The partnership unravelled as soon as Türkiye insisted on acquiring the Russian-made S-400. Washington warned that operating a Russian radar capable of tracking stealth aircraft would compromise NATO security.

When Türkiye accepted its first S-400 deliveries in 2019, the United States took an unprecedented step: removing a NATO ally from the F-35 programme, halting delivery of aircraft that Türkiye had reportedly already paid $1.4 billion for, and imposing CAATSA sanctions.

The message from Washington was clear: a country cannot operate an advanced Russian air-defence system and simultaneously field the West’s most sensitive fifth-generation fighter.

Why Ankara turned to the Eurofighter Typhoon after losing F-35 access

Türkiye’s expulsion triggered a rapid and costly search for alternatives. The Turkish Air Force, reliant on ageing F-16s and even older F-4s, faced a widening capability gap as regional rivals modernised.

Ankara explored Eurofighter Typhoon purchases — eventually signing for 20 aircraft — and doubled down on KAAN, its indigenous fifth-generation fighter project. KAAN became the centrepiece of long-term ambitions, presented as proof that Türkiye could thrive outside Western supply chains. But officials quietly acknowledge that the aircraft will not be operational before 2030 at the earliest, and that it still lacks a domestic engine.

A eurofighter typhoon in flight
Photo: RAF

Even Turkish strategists concede that the Eurofighter is, at best, a stopgap; an industrial bridge to prevent the fleet sliding into obsolescence.

More urgent still is Greece’s formal acquisition of F-35s, which could tilt the regional air-power balance decisively. Remaining outside the F-35 programme as its main rival inducts the aircraft has become strategically untenable.

Why Türkiye needs the F-35

For all the national pride invested in KAAN and the Typhoon order, the F-35 remains the only platform capable of addressing Türkiye’s immediate strategic needs: stealth, sensor fusion, networked warfare, and integration into NATO’s next-generation air architecture.

USAF F-35A
Photo: USAF

Turkish officials have repeatedly stressed that Ankara’s removal inflicted a double penalty — a loss of combat capability and a loss of the industrial participation Turkish firms had built over two decades.

Türkiye is now caught between long-term ambition and short-term vulnerability. KAAN cannot arrive fast enough. The F-16 is reaching the limits of upgradeability.

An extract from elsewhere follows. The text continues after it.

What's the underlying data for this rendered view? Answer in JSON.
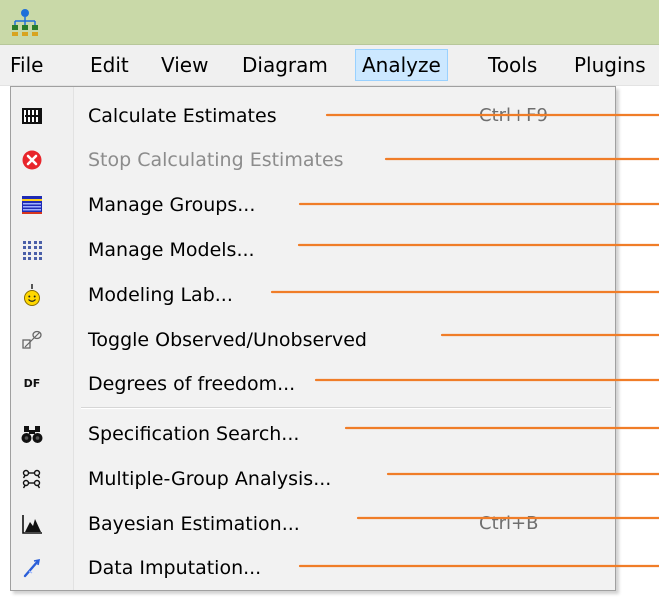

The Eurofighter cannot fully replace what the F-35 provides.

US conditions for Türkiye’s F-35 return: the S-400 remains the red line

Against this backdrop, Washington’s recent tone is notably more conciliatory.

“The positive relationship between President Trump and President Erdogan has created a new atmosphere of cooperation, which has led to the most fruitful conversations we have had on this topic in nearly a decade,” Barrack said. “Our hope is that these talks will yield a breakthrough that meets the security requirements of the United States and Türkiye.”

But the core American position has not shifted an inch. As Barrack stated: “Türkiye must no longer operate nor possess the S-400 system to return to the F-35 programme.”

S-400 missiles
Photo: Vitaly V. Kuzmin / Wikimedia

This remains the immovable red line: Türkiye must remove or dismantle the S-400 — not warehouse it, not promise never to activate it, not place it under monitoring. It must cease to exist inside Türkiye’s borders.

The US has repeatedly rejected Ankara’s proposals to store the S-400 under verification or to keep it permanently inactive. Publicly, Türkiye continues to insist that the S-400 remains a sovereign requirement for national air defence. Privately, officials concede that a compromise may be unavoidable. With sanctions still in place, fighter availability declining, and KAAN years from serial production, Ankara is running out of options.